We see only those facts that coincide with what we already believe.
Quite a little admission.
A really nice example is "contagion". One day lots of healthy individuals are going about their business and the next a life form (like the plague) suddenly infects an individual.
IS infection "sudden"?
The person's loss is the plague's gain as it will grow in his body and then spread in the population quite suddenly. Each individual plague germ is suddenly created and suddenly destroyed.
It seems that there are some confusion factors here:
1. You use analogies that you do not seem to understand - explain how you think a 'contagion' infects a host. EXPLAIN what is 'sudden' about it.
2. You seem to have a rather vaporous definition of "sudden." DEFINE 'sudden' as you mean it in a biological/scientific context.
I don't know but maybe a picture will help you to understand this simple observable process.
Are you really implying that a domestic pig was created from a wild pig "suddenly"?
Sorry, but you do not get to revise history as you see fit.
The first animal suddenly turned into the second animal.
I do not believe your mere assertions.
Provide evidence for this claim.
There was no mysterious force that caused it and it wasn't the magic you call "evolution".
And it did not happen suddently.
Man created an artificial bottleneck by selecting animals based on their behavior.
No, man did not create a bottleneck.
You do not know what a bottleneck is.
They didn't one day wake up and say "I want bacon". Rather they liked the taste of the animal and as scientists they knew that by selecting for behavior they'd end up with an animal that tasted a lot like pork.
Evidence for this fantasy please.
The very meaning of "pork" was redefined by the pig.
No it wasn't.
Nature is far more complex than anything you ever imagined.

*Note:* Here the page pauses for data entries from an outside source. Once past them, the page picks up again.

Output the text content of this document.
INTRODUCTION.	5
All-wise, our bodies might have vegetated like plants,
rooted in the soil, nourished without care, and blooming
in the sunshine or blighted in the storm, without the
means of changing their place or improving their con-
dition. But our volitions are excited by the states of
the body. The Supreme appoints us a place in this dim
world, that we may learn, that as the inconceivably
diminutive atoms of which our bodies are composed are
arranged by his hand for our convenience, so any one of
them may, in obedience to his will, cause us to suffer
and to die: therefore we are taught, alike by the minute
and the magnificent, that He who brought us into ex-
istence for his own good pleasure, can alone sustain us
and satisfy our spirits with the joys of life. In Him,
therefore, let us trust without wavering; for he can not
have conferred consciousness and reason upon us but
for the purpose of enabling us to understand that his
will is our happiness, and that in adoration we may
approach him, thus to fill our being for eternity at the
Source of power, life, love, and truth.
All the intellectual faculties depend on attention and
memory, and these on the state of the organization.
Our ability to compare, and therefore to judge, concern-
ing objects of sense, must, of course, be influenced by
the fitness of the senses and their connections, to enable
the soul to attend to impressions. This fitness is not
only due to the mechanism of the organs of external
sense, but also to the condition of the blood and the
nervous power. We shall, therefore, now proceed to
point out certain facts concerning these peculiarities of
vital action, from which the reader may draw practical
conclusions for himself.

But many of the things it does are actually simpler than you believe. It is never predictable. What ancient scientist could ever imagine a modern pig farm or giant pigs? But he could sure imagine raising animals to eat rather than to be eaten by.
Cool story.
Pity that you cannot provide evidence for an of it.
I am off to class now, but one thing that will cause you trouble - the wild boar you pictured is not the predecessor of the pig in the other picture.
I will demolish you naive nonsense later.